Esuco afirmó que estas demoras impactaron directamente en sus finanzas, alegando que el contrato del Gasoducto Norte le ocasionó pérdidas económicas por alrededor de $3.700 millones. Además, reportó créditos pendientes de cobro asociados a diversos contratos energéticos por más de $53.900 millones, una cifra que considera fundamental para entender el deterioro de su situación financiera.
La constructora también expresó que la acumulación de certificados impagos y las dificultades para acceder a nuevas fuentes de financiamiento complicaron la continuación de los trabajos bajo las condiciones inicialmente previstas. Según su presentación, durante la segunda mitad de 2025 empezó a enfrentar crecientes obstáculos para mantener el financiamiento de las obras, en un contexto donde las tasas de interés superaron el 100% nominal anual.

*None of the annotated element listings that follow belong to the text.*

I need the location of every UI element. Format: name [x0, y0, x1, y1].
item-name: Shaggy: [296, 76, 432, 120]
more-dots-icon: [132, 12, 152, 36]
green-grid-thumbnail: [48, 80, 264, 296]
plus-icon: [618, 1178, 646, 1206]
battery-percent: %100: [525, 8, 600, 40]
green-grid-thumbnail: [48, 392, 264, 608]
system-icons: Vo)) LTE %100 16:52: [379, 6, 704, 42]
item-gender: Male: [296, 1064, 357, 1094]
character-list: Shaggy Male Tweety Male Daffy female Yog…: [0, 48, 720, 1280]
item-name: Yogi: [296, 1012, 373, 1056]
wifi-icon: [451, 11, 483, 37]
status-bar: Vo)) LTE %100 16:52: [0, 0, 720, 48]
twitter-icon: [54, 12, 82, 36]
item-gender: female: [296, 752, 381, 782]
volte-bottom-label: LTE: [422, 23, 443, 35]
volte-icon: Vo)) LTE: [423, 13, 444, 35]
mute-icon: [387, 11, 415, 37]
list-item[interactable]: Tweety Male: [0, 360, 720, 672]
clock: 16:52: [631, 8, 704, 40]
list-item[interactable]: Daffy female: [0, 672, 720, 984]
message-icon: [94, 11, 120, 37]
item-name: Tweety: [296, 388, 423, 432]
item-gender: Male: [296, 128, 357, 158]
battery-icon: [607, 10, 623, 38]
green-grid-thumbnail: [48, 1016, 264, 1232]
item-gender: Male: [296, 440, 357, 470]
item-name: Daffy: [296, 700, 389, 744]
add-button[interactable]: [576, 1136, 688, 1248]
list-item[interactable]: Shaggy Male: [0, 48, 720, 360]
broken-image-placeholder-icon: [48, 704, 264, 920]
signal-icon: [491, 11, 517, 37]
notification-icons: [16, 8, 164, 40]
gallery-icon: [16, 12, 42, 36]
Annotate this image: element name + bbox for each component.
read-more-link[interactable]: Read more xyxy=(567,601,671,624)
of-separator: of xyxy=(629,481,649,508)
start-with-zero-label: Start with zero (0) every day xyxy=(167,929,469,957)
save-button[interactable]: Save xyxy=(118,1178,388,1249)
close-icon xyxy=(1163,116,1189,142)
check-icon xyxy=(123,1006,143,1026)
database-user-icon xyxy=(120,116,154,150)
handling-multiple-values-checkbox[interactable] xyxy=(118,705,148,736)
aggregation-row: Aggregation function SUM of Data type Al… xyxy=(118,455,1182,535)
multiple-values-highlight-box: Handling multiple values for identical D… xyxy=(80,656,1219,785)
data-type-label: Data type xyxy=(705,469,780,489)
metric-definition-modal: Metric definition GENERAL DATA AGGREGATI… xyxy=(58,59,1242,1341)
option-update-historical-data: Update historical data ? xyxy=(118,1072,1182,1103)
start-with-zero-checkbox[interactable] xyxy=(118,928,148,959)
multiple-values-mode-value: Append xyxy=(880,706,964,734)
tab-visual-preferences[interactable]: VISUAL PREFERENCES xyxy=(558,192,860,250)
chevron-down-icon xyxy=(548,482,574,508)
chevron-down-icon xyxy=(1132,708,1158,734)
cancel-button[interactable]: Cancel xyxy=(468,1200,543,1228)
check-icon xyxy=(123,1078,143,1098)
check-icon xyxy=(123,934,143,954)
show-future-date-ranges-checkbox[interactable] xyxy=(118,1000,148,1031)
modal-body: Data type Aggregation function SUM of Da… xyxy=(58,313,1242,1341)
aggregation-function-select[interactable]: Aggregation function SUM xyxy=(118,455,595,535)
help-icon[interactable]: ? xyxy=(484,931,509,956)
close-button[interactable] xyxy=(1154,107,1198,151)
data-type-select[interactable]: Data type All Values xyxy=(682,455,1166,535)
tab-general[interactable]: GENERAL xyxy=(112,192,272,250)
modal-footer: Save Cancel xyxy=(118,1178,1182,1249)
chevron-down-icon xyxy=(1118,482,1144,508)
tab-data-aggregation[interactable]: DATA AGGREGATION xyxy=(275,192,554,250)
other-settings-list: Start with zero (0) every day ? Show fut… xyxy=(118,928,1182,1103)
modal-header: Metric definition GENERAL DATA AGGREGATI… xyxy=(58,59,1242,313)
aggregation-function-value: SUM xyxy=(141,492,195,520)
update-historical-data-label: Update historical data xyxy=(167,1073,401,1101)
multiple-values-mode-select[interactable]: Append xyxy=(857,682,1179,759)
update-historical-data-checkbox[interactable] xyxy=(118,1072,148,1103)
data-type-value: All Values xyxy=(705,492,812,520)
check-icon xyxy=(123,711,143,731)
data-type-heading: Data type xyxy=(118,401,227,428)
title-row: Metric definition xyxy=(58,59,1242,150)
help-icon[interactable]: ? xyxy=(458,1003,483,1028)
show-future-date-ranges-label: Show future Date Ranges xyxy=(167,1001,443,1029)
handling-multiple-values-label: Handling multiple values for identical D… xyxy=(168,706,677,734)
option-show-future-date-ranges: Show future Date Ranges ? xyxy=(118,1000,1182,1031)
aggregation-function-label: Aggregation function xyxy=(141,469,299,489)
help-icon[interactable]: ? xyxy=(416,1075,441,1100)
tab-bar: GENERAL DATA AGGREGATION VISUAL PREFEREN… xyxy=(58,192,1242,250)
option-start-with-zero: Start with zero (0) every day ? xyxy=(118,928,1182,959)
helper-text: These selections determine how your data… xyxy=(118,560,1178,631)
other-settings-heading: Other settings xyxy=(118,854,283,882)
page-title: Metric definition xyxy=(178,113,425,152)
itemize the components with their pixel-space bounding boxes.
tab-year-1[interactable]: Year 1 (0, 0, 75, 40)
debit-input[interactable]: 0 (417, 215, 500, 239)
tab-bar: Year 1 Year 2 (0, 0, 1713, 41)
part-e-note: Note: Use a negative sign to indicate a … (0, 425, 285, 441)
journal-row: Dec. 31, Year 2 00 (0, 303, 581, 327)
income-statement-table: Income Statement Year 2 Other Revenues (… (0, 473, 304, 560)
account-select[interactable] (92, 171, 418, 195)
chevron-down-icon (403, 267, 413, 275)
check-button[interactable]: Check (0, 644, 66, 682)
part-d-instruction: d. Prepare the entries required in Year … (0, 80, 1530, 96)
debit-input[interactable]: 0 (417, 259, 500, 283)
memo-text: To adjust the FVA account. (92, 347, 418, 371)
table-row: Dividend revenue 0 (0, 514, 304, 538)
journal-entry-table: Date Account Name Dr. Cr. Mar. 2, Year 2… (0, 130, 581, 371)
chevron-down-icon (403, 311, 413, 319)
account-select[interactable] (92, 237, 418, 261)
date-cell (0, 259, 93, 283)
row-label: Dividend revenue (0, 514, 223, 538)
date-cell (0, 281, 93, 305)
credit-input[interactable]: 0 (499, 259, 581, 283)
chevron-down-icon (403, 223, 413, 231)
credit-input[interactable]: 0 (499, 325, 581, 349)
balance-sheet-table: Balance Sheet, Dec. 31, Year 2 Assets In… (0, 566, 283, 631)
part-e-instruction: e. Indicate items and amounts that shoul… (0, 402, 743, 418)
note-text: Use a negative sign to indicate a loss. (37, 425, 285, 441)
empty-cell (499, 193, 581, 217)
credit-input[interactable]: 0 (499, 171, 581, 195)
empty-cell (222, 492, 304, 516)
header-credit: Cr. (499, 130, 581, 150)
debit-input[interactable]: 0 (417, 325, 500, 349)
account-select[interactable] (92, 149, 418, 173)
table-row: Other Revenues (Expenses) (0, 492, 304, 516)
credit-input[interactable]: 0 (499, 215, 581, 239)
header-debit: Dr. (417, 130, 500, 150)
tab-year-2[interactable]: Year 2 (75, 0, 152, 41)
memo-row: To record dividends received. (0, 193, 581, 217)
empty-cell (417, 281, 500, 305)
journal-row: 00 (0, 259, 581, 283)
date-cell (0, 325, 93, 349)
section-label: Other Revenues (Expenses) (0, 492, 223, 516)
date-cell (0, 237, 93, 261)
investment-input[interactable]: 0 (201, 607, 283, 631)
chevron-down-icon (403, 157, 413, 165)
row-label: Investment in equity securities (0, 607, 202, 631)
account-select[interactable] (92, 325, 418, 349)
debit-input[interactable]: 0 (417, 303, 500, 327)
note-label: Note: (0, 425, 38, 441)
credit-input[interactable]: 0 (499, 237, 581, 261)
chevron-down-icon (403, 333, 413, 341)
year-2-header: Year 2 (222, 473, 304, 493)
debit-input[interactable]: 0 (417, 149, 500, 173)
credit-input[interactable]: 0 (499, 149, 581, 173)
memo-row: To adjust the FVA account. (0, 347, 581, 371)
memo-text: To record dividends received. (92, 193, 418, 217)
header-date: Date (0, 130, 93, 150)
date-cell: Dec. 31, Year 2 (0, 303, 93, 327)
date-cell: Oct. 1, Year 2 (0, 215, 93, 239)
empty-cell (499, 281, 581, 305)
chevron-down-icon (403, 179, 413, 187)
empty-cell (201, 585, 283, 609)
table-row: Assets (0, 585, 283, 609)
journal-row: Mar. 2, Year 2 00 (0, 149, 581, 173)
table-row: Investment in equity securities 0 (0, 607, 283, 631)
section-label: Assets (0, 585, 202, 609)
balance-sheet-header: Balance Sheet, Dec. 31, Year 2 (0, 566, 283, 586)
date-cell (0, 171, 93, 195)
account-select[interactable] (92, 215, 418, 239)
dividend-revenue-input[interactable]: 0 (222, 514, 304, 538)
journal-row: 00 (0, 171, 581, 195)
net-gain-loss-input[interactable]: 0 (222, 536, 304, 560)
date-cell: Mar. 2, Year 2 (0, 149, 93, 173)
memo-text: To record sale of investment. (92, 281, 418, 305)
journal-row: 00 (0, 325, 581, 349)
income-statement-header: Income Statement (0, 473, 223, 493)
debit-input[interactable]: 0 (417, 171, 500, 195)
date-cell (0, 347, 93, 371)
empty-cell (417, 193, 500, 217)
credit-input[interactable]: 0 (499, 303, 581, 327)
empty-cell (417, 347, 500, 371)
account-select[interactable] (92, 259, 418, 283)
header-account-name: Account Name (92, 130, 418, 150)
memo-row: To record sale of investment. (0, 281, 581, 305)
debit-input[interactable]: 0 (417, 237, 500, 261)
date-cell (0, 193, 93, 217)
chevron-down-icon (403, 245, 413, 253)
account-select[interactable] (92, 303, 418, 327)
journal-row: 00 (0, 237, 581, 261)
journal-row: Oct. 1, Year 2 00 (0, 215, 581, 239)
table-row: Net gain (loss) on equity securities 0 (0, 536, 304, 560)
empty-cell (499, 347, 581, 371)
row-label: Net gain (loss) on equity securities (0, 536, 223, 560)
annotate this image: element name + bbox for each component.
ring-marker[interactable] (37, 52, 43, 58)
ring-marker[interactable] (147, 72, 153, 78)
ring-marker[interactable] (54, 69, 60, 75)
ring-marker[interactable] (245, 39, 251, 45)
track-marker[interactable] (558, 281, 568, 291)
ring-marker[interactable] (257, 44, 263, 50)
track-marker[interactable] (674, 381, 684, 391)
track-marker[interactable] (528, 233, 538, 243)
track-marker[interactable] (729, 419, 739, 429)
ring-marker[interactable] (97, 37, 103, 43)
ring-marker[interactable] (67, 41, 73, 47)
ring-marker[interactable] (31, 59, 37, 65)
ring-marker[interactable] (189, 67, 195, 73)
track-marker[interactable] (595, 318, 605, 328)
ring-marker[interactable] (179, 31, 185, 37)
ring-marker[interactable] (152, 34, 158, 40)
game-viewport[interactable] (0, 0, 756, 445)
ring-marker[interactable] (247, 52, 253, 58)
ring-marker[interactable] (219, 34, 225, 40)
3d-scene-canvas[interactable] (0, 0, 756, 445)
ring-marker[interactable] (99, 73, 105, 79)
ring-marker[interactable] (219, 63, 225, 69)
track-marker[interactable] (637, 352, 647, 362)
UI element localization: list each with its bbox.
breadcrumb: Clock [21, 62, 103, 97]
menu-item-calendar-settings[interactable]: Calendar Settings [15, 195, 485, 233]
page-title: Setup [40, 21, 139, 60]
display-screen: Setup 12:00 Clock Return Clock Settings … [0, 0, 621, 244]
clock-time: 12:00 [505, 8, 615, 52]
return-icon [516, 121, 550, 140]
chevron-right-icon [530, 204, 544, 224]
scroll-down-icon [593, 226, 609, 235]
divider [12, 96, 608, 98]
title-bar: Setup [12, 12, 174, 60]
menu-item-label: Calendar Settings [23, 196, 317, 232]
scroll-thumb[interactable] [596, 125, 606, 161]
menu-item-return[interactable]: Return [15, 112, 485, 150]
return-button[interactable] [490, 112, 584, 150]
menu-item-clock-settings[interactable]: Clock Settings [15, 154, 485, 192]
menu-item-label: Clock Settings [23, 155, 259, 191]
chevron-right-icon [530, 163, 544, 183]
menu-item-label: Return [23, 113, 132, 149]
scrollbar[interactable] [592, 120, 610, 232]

La solicitud del concurso preventivo surgió tras varios meses de deterioro económico, en los cuales la caída de ingresos y el aumento de las pérdidas afectaron la capacidad operativa de la empresa, llevándola a buscar una solución judicial que permita encauzar la negociación con los acreedores.
Este proceso ha puesto de relieve la situación del sector de la construcción, donde muchas empresas han enfrentado una reducción en la actividad y un menor número de proyectos de infraestructura en los últimos años. Como resultado, muchas firmas han tenido que revisar sus estructuras, costos y niveles de empleo.
En el caso de Esuco, la reducción de personal se ha constituido en un indicador evidente de la crisis. La empresa ha pasado de casi 400 trabajadores a cerca de 70 empleados en un periodo inferior a un año.
El procedimiento judicial ha dado inicio a una etapa de verificación de créditos y negociación con los acreedores. El total de acreedores supera los 800, lo que refleja la magnitud de las relaciones comerciales establecidas por la compañía a lo largo de su prolongada trayectoria.